Compared to primary CMM, their metastases commonly express higher levels of genes including MAGE, GPR 19, BCL2A1, MMP14, SOX5, BVB1, and RGS20 [32]. The same is true for the presently gathered series of HOX gene disturbances. The transition from non-metastatic to metastatic expression of HOX activation levels occurs as the CMM increases in thickness. The transition in gene expression appears to occur at different thicknesses for different CMM genes. This critical transition timing for the emergence of the metastatic phenotype is a key moment in the evolution of CMM [36]. Multiple genes are involved in the progression or suppression of the metastatic CMM phenotype. Tumour oncogenes include SPP-1, MITF, CITED-1, GDF-15, c-Met, and HOX loci [37]. Suppressor genes include PITX-1, CST-6, PDGFRL, DSC-3, POU2F3, CLCA2, and ST7L. Silencing oncogenes and tumour suppressor genes is possible [25].

HOX genes are transcriptional regulators, which modulate embryonic morphogenesis and pathological tissue remodelling in adults via regulation of genes associated with cell-cell or cell extracellular matrix (ECM) interactions [24]. Members of the HOX family of homeodomain-containing transcription factors are deregulated in CMM [38]. HOX proteins are transactivating factors regulation gene expression. The homeodomain is capable to bind to specific DNA sequences, including promoters of other HOX genes, and to enhance or inhibit transcription. Alteration of such a complex network controlling cell proliferation contributes to the multistep process underlying the onset of neoplasia. Indeed, alterations of specific groups of HOX genes are associated with neoplastic transformation in different tissues including the breast, kidney, lymphoid organ, colon, lung, thyroid, bladder, prostate, and skin [17]. Accordingly, identifying the HOX expression levels is expected to have a diagnostic value and to establish the prognosis of the neoplasm under consideration. Different specific HOX gene aberrant expressions have been reported in CMM. It has been suggested that HOX genes contribute to CMM transformation and progression via the basic fibroblast growth factor (bFGF), which promotes an autocrine loop in CMM and is one of the major angiogenic factors [27]. Initiation of CMM metastasis is a key event in the neoplastic progression. The molecular mechanisms and the possible genetic dysfunction underlying this process remain obscure, but the intervention of HOX genes is likely.

4. Conclusion

The gene expression profiling of primary, nonmetastatic and metastatic CMM has resulted in the identification of several genes that are centrally involved in the progression and metastatic potential of CMM [7]. Among these mechanisms, homeoproteins represent transactivating factors issued from HOX genes that regulate a series of gene expression [18, 19]. Some alterations in specific HOX genes are activated during various malignant transformations.

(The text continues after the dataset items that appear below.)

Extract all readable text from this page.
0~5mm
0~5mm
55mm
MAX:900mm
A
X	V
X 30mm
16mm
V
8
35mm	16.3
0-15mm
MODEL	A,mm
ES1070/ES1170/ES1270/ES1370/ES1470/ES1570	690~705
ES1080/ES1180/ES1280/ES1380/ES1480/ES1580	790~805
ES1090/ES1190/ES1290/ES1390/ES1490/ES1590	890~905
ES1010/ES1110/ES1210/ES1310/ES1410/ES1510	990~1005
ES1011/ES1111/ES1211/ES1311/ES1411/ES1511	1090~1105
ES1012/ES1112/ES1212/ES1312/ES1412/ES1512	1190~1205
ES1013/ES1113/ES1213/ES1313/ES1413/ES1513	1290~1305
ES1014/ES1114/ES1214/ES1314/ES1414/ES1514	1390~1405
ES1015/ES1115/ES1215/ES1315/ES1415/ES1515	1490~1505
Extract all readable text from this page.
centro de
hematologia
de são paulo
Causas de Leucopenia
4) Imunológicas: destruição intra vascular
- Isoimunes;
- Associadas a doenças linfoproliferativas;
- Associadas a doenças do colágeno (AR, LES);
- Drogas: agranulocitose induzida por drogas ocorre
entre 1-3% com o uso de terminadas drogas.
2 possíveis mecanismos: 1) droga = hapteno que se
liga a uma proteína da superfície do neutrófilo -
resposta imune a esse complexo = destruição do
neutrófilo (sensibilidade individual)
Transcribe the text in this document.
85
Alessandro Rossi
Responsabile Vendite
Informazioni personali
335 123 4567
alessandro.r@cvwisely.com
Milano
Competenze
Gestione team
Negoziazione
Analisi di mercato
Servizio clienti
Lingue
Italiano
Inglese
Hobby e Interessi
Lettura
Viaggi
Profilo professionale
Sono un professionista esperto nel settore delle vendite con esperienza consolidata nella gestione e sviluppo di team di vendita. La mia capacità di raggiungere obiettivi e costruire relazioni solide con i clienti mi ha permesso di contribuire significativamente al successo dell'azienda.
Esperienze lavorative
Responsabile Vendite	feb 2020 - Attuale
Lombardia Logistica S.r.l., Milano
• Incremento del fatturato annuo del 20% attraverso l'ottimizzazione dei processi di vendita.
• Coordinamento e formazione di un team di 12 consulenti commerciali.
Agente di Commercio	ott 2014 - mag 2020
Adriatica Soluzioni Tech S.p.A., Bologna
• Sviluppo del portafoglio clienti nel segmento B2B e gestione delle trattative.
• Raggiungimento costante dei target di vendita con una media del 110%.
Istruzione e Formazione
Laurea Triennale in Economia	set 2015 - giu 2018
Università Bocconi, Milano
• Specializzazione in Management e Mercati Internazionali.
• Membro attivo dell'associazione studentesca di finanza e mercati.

The regulatory function of HOX genes is possibly mediated by crucial growth factor genes. After the identification of the genes encoding several adhesion molecules, such as cytotactin [39], N-CAM [40, 41], and L-CAM [42], as target genes for homeoproteins [43], it was shown that bFGF was the first growth factor involved in the complex network underlying HOX gene effects on cell proliferation and differentiation [44]. The autocrine bFGF production by CMM cells sustains tumoural growth as an early event in CMM progression. Other autocrine loops are likely involved in the same process and implicate diverse cytokines, growth factors, and receptors [27]. HOX activation possibly boosts the rate of proliferation of CMM or represents a critical step in the progression and metastatic processes.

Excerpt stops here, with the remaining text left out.